Micron Technologies Inc’s shares fell about 6% during premarket trading on Thursday after the chipmaker’s current-quarter revenue forecast failed to impress investors looking for outsized results powered by the AI demand surge.
It forecast fourth-quarter revenue of $7.6 billion, plus or minus $200 million, a result that was in line with analysts’ average estimate despite a statement by the company that it had “sold out” its high-bandwidth memory chips for this year and the next.
Micron is one of the few providers of a variant of chips called HBM, which brings to life some of the world’s most advanced AI systems, giving this company the ability to cash in on surging demand for semiconductors and drive up its stock 67% so far this year.
“Anything less than fantastic is not good enough when your share price got multiplied by three in just about 18 months,” Ipek Ozkardeskaya, senior analyst at Swissquote Bank, said in a note.
At current levels of $133.25 per share, the chipmaker is set to lose $10 billion. On premarket trading, Nvidia dropped 0.2 percent, while Broadcom Inc. sank 1 percent, Intel Corp. shed 0.6 percent, and Qualcomm Incorporated dropped 1.9 percent.
“The early market reaction reflects the fact that expectations are sky-high regarding every company remotely related to the AI ecosystem,” said analysts at Saxo Bank in a note.
Some analysts, however, turned positive on the firm’s end markets, after the company beat estimates for third-quarter revenue.

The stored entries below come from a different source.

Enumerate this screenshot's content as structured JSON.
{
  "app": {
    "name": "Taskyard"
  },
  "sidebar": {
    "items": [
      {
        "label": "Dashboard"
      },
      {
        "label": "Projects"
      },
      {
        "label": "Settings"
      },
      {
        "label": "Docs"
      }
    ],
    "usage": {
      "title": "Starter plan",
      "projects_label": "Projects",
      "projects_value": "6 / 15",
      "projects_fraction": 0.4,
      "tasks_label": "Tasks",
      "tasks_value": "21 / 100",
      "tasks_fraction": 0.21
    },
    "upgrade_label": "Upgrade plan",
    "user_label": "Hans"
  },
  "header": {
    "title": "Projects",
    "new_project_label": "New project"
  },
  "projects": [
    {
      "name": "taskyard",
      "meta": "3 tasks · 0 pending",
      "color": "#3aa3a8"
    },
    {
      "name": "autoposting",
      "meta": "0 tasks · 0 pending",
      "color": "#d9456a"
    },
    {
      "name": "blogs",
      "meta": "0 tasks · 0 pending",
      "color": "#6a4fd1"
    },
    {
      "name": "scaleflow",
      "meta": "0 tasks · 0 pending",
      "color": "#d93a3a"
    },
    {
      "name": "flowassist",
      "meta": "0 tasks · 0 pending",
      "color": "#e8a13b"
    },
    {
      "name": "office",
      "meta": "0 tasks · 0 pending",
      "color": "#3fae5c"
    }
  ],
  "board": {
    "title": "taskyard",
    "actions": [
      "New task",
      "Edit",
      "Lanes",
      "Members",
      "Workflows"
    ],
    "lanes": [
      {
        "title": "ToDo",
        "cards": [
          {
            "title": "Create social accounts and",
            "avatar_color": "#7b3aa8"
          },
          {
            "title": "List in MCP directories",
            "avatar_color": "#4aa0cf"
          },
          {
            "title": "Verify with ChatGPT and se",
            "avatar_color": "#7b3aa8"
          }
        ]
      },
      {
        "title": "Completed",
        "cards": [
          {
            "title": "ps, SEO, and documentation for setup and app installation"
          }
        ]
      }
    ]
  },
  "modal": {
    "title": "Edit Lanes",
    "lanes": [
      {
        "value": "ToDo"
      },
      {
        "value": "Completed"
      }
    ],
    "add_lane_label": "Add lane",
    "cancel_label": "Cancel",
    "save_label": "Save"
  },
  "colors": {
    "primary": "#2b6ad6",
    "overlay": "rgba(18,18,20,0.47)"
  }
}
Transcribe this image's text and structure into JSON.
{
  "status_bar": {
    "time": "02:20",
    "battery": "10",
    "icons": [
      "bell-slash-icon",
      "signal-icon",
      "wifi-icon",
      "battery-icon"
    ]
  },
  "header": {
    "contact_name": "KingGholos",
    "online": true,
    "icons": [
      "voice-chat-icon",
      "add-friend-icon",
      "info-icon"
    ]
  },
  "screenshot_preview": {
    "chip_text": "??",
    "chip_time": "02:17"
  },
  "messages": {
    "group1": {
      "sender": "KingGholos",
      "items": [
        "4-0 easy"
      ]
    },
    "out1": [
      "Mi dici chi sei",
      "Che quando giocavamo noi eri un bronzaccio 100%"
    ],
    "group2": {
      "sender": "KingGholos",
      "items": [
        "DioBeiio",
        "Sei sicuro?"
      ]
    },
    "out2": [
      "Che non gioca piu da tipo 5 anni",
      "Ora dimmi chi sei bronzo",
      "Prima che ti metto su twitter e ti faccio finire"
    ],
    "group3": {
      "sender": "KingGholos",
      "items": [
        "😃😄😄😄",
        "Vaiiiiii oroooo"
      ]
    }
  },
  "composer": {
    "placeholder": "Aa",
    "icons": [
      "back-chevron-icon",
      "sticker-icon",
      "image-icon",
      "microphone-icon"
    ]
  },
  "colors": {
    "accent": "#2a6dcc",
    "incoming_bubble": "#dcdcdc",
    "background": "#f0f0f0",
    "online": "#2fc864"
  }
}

Analysts at Goldman Sachs view the stock’s pullback “as an opportunity to add to positions” as the brokerage continues to see market share gains for the company in the lucrative HBM chip market.
Piper Sandler’s Harsh Kumar held a similar view. “At a high level, end markets for MU continue to improve with demand increasing and supply still relatively tight.”
“We envision that these conditions will continue to persist at least through the vast majority of 2025 as well,” Kumar added.